Early versions of Michigan's first school safety reforms since the Parkland, Florida, mass shooting steer toward campus security and away from gun laws, but the size and application of the new funds remains uncertain.
Lawmakers agree school security funding has been a long-neglected priority, especially in Michigan's most cash-strapped districts. The Senate last week unanimously approved an extra $18.6 million for school safety initiatives this fiscal year, to be spent on grants for physical building enhancements and safety assessments, a new "panic button" smartphone app system and a $650,000 expansion of the attorney general's OK2SAY confidential tip line. The House decided to earmark $25 million for school safety in next year's budget.
The House also began hearings last week on a bipartisan school safety package. It would cement Michigan's most sweeping campus security protocols yet and establish a school safety commission to control the funds being debated in House and Senate budget talks.
"This is the first step that we should have probably done many, many years ago," said bill sponsor Rep. Jason Wentworth, a Clare Republican. "We're just now catching up to the rest of the country."
The commission proposed by the five-bill bundle would be responsible for creating, inspecting and grading schools' safety metrics and would steer funds for improvements accordingly. The legislation also ramps up building security requirements for all schools constructed starting in 2019.
Earlier this month, Gov. Rick Snyder issued an executive order creating a temporary school safety task force to jumpstart his own plans of funneling $20 million into upgrades for up to 400 schools' security features, the OK2SAY program and behavioral health assessment training. Senate Democrats countered with a $100 million school safety package and renewed calls for gun reform.
The legislative activity emerges more than two months after the U.S.'s deadliest school shooting in five years claimed 17 lives inside a Florida high school. Lawmakers initially discussed a smattering of gun ideas that ranged from arming teachers to legalizing temporary firearm confiscations, also known as "red flag" laws.
Snyder, a Republican, endorsed the latter proposal, but both chambers of the GOP-controlled Legislature have been reluctant to budge on gun rights.
School safety remains the more viable path to thwart campus firearm violence in a state that has seen its share of campus threats. In the first month after Parkland, the nonprofit Educator's School Safety Network ranked Michigan third in the U.S. for volume of school threats and violent incidents.
The U.S. Attorney for Michigan's eastern district, which includes Detroit, said earlier this month that an unprecedented "epidemic" of threats are "damaging our communities and terrifying our citizens."
Oakland County Sheriff Mike Bouchard said his office has gone from seeing about one school threat a week to multiple ones per day since Parkland.
"The copy cats are through the roof," he said. "It obviously is very scary to students, parents and teachers and it's disruptive, which is why we take such a hard-line stance on prosecuting any threat."
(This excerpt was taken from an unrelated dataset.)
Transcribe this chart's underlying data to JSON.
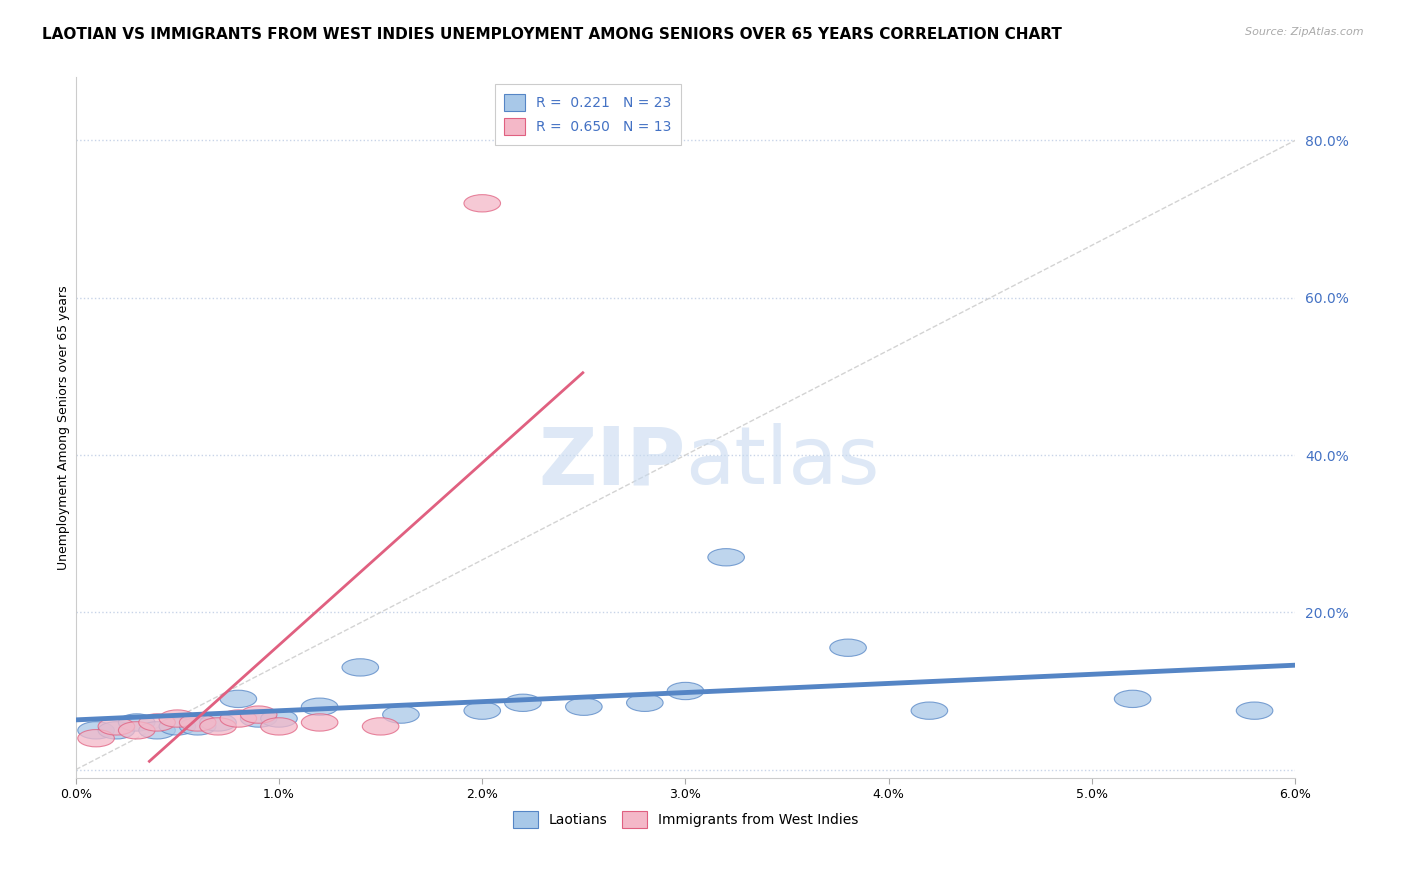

The money from the Senate's appropriations bill is an upgrade from the $2 million that the state set aside for school security in 2017. But Democrats say it doesn't go far enough to address dwindling counselor and mental health resources in some schools in Michigan, which has the third worst counselor-to-student ratio according to an American School Counselor Association survey.
Senate Minority Leader Jim Ananich said the Senate's $18.6 million appropriations bill must be "a first step, not a final commitment."
"Once you have a school shooting, you've lost," said the Flint Democrat. "Many times (the students) are feeling alone. Sometimes it ends up in suicide more often than school shootings. So, I think putting resources toward what the schools think they need is a much better way."
Rep. Yousef Rabhi said the five-bill House package's initiatives for metal detectors and surveillance measures are not making schools safer, given Michigan law allows open carry inside schools if the firearm owner has a concealed pistol permit.
"Instead of creating a prison environment, we should be creating a supportive environment in schools," said Rabhi, a Democrat from Ann Arbor. "What would make schools safer is if we invest money in hiring social workers and hiring psychologists."
Wentworth said he plans to introduce an amendment softening the building inspection metrics, but overall security standards in Michigan must be unified.
"Why is it that there are so many different protocols and differences between the schools?" he asked. "When you look at where Michigan's at compared to other states, we're behind."